To me, Columbus was the big city and that’s where I’ve settled. Well, I’m actually in a suburb… which is much more like living in a small town than living in the city.

But I didn’t grow up in a small town; I grew up on the farm…removed from the small town of 13,000…removed from the village of 700…and, frankly, I thought that I had accidentally been delivered to the wrong family. Surely, I was supposed to have been born in some place … any place … other than the middle of nowhere, Ohio.

(Subsequently, I have visited the middle of nowhere. And it is not in Ohio. It is along those roads in South Dakota where there is no cell phone signal for 100 miles and the ranches are 10 miles off of the road.)

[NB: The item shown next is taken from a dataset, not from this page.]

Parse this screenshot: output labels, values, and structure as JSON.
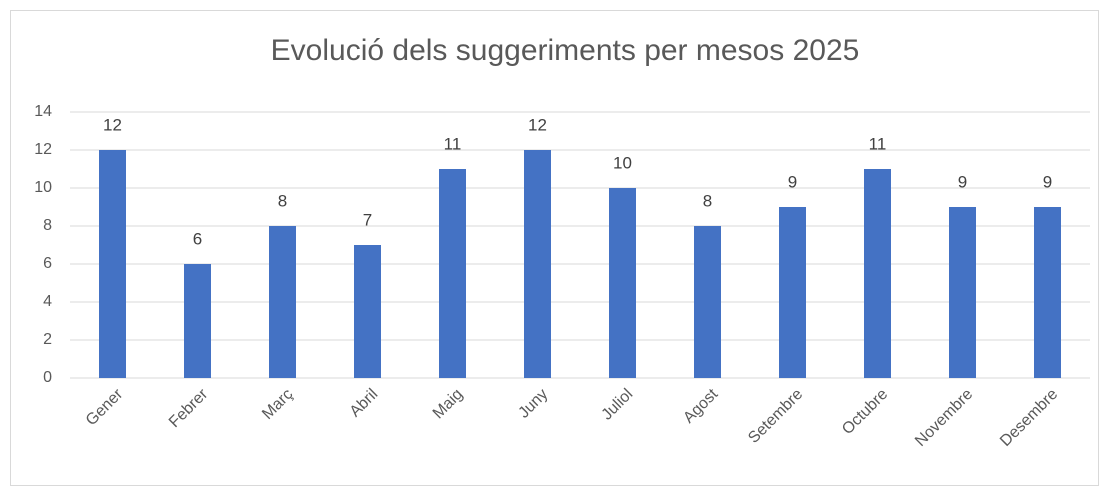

One consequence of my decision to leave my roots in the dust (pun intended) is that I have raised a bunch of city kids.

Not that there’s anything WRONG with being a city kid… but I just never thought that I would have them. I must have thought that somehow my knowledge of how to saddle a horse, clean a stall and castrate a pig would be genetically transferred to my offspring.

It wasn’t. In fact, I think they’re a little dismayed by the idea that I know how to do those things. Not to mention the fact that I think my husband is a little dismayed that I know how to do those things.

We visited my parents on the farm this weekend and I witnessed the joy that city kids get from a little taste of the country life.

Only a city kid would think that the grain bins were this cool.
grainbin

I remember “running away” into this cornfield sitting in the middle of a row just like this.
cornfield

Jack still shocks himself every time we visit Mom and Dad. I think he does it on purpose now.
electricfence

My parents have 4 horses and 2 mules which they use for trail riding. So the big event of the day (besides a yummy steak dinner) was riding.

Grandpa gave instructions to the younger cousins on how to groom while my kids sat nearby under a shade tree… texting.
grooming
This is actually pretty fun.
grace

Susan really got the hang of it.
susan

It took three of us but we managed to get Lauren onto the horse which made her day.

lauren

Farm lot angels? Do you know that dirt is not just dirt? City kids!

By the end of the day, I had almost forgotten all the reasons that I had left the farm.